Anne Elizabeth Ramsay as Ensign Clancy in Star Trek: TNG

  • Making her first TNG appearance as Ensign Clancy in this hour was Anne Elizabeth Ramsay. The actress reprised the role in “The Emissary,” also in season two. Ramsay went on to a busy career as an actress. She co-starred as Lisa Stemple, the dysfunctional sister of Helen Hunt’s character, in 123 episodes of Mad About You, recurred on Six Feet Under, Dexter, The Secret Life of The American Teenager and Hart of Dixie, and most recently appeared on Animal Kingdom.

Moriarty in Star Trek: TNG “Elementary, Dear Data”

  • Daniel Davis, in a conversation with StarTrek.com, discussed the development of Moriarty in “Elementary, Dear Data”: “He’s usually depicted as a real villain, as a real melodramatic, mustache-twirling villain. And in this Star Trek incarnation of it he’s someone who starts out that way, as the computer was programmed to create a villain who could match Data’s intelligence, so that solving the riddle of that episode would be more difficult for Data and Geordi would have more fun as Watson.
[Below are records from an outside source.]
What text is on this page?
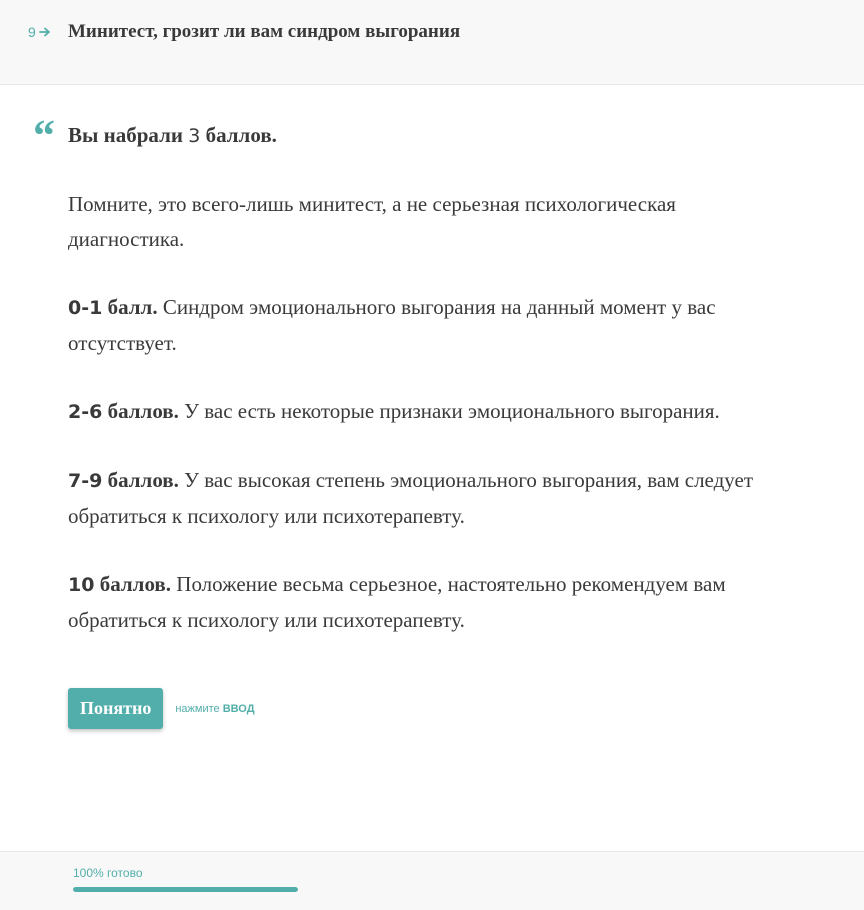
9 Минитест, грозит ли вам синдром выгорания
“ Вы набрали 3 баллов.

Помните, это всего-лишь минитест, а не серьезная психологическая диагностика.

0-1 балл. Синдром эмоционального выгорания на данный момент у вас отсутствует.

2-6 баллов. У вас есть некоторые признаки эмоционального выгорания.

7-9 баллов. У вас высокая степень эмоционального выгорания, вам следует обратиться к психологу или психотерапевту.

10 баллов. Положение весьма серьезное, настоятельно рекомендуем вам обратиться к психологу или психотерапевту.

Понятно	нажмите ВВОД
100% готово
But then the character becomes, very quickly, a sentient being and aware that he is involved in some sort of a game. He’s aware that he’s not real, but he feels real and he begins to experience real feelings and real emotions. So it was a very clever episode and it depicted Moriarty with the power of a villain, but the mind of a human being who wants to be real. It was like Pinocchio; he just wants to be a real boy. And it was interesting how they solved the dilemma and put him in a computer chip.”
  • “Elementary, Dear Data” earned two Emmy Award nominations, one each for Outstanding Costume Design for a Series and Outstanding Art Direction for a Series.